Tesla earns revenue from several sources. Their primary business is manufacturing and selling cars, but they are also engaged in solar energy and energy storage.

A glance at the company financials indicates most of their revenue originates from car sales. But that, while true, is a simplification.

The revenue from sales of automotive includes regulatory credits, better known as carbon or emission credits.

In some US states, most notably California, vehicles are required by law to meet standards for the emission of carbon dioxide. When manufacturers produce vehicles they receive emission credits. If their vehicles emit more than the limit, they can buy credits from producers who have a surplus.

By producing cars that don’t emit carbon dioxide directly when driving, Tesla has an abundance of credits they can take to the market.

Emission credit sales don’t account for a large share of Tesla’s revenue, but their operating profit is entirely made up of it. Remove it, and Tesla barely breaks even.

As illustrated in the below figure, the revenue from selling credits has grown at an impressive average annual rate of 85 percent from 2012 to 2020.

Source: stockdividendscreener.com

Tesla bulls are banking on the growth in profits from carbon credit trading to continue. But as competitors move to the market for electric vehicles, their demand for credits will fall.

Tesla has branded itself as the galleon of environmentally responsible companies. But are they really?

Their low margin cars compete on the market backed by large subsidies (more than $10.000 per vehicle). Yet, the prevalence of electric vehicles has diminutive effects on emissions.

First, when selling credits, Tesla facilitates larger average emissions of combustion driven cars. And to what use? Zero-emission cars driving down the average emission?

Think again. As it turns out, more than 90 percent of Americans owning an electric vehicle also owns a vehicle with a combustion engine. The subsidized electric cars drive up the total amount of cars.

To add further nuance, the production of batteries for electric vehicles is a polluting process. Electric vehicles thus front load pollution, and to be a greener option than fossil-fueled cars, there needs to be a substitution of miles driven from the latter to the former.

Calculation often takes into account the emissions over the lifetime of a car, to show how electric vehicles are the greener options. But correcting for shorter life spans and indirect effects from carbon credit trades and consumption behavior would make the picture less clear.

The bottom line is Tesla’s life depends on the sale of credits, and as long as they sell them, they aren’t as green as advertised. This priority is fair, but it’s provocative that Musk still poses as an ESG pioneer.

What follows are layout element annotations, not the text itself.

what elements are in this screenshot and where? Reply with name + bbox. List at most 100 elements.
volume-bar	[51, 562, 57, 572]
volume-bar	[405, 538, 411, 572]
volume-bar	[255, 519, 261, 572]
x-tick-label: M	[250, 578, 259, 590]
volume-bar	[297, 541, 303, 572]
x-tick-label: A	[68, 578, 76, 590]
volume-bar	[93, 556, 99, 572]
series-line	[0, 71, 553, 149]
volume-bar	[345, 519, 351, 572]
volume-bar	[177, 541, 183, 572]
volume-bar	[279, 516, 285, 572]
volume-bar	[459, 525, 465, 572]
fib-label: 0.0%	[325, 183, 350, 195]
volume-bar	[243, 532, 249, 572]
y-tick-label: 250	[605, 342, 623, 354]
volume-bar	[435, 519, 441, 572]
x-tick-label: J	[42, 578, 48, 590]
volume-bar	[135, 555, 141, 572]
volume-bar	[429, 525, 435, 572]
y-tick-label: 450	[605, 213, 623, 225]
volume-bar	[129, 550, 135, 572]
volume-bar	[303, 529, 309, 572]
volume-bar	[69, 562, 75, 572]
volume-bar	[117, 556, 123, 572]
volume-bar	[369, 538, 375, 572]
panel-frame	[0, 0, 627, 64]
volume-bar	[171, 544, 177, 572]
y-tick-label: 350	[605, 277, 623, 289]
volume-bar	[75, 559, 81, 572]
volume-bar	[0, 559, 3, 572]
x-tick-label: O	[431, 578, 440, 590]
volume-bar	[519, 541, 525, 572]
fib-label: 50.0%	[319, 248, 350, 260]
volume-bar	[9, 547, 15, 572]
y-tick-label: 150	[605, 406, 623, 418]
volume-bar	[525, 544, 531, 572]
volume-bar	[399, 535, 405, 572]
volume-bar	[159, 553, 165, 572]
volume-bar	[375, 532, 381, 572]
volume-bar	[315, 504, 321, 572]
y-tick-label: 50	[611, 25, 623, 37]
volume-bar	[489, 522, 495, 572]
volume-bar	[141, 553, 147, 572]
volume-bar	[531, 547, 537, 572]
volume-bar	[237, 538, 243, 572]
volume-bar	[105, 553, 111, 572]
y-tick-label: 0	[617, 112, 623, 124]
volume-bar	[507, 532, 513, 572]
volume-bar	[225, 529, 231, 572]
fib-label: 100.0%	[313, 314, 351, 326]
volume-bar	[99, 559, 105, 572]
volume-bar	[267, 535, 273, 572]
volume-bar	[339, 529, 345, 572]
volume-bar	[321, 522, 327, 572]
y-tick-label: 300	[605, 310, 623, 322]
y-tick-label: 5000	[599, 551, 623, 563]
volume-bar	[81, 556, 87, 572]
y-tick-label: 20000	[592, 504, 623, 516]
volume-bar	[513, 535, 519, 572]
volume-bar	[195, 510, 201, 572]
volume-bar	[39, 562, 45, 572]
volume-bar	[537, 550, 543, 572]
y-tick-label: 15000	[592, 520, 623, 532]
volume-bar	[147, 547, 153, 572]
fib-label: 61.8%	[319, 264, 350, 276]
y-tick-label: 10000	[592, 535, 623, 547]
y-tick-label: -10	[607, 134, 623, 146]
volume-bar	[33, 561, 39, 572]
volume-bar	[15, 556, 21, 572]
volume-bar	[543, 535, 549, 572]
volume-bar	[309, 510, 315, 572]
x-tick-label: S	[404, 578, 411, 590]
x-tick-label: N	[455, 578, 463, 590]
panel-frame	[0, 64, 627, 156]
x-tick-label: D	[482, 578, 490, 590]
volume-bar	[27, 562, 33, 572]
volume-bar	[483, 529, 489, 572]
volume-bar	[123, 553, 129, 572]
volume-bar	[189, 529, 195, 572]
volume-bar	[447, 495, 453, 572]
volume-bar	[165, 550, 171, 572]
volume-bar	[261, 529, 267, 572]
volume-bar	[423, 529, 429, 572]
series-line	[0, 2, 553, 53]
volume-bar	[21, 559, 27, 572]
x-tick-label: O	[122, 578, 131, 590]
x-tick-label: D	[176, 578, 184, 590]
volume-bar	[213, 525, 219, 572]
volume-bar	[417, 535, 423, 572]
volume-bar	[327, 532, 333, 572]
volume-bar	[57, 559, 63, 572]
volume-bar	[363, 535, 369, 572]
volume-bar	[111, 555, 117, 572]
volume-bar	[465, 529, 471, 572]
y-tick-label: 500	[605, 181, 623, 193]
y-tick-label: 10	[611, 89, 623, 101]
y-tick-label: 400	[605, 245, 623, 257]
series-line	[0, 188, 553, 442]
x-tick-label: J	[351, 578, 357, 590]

Musk’s decision to load Tesla’s balance sheet with Bitcoin is another sign Tesla is not about reducing the carbon footprint.

Bitcoin is tied to relatively high emissions. It takes more energy to do a transaction in Bitcoin than to do an old-school bank transfer.

Having $1.5 billion in an asset that, according to Digiconomist, emits 37 megaton carbon dioxide every year is a sign of being defeated in the quest for a low emission immediate future.

Or maybe it was about selling a ‘green dream’ to make money all along.

Tesla’s purchases and Musk’s public support and hype of Bitcoin likely contributes to the cryptocurrency’s price appreciation. In turn, it adds to the incentive to spend a very large amount of energy to mine the remaining Bitcoins.

This is mostly done in China (65 percent of worldwide hashing according to Cambridge researchers) since energy costs are low there. Fuelled by an increasing amount of coal-generated electricity, the most notable region for large scale Bitcoin mining is Xinjiang — also famous for hosting the Uighur camps.

Xinjiang also has significant electricity generation from hydroelectricity and wind turbines, but it accounts for less than a quarter of energy output.

But Bitcoin is dirty and it’s hard to see what Musk wants to achieve here. It could be a desperate attempt to improve Tesla’s financials. But with a loyal following of investor-fans, he could have just opted to raise money through share sales.

For now, he appears as a snake oil salesman. His motives are unclear and his actions contradict his stated mission.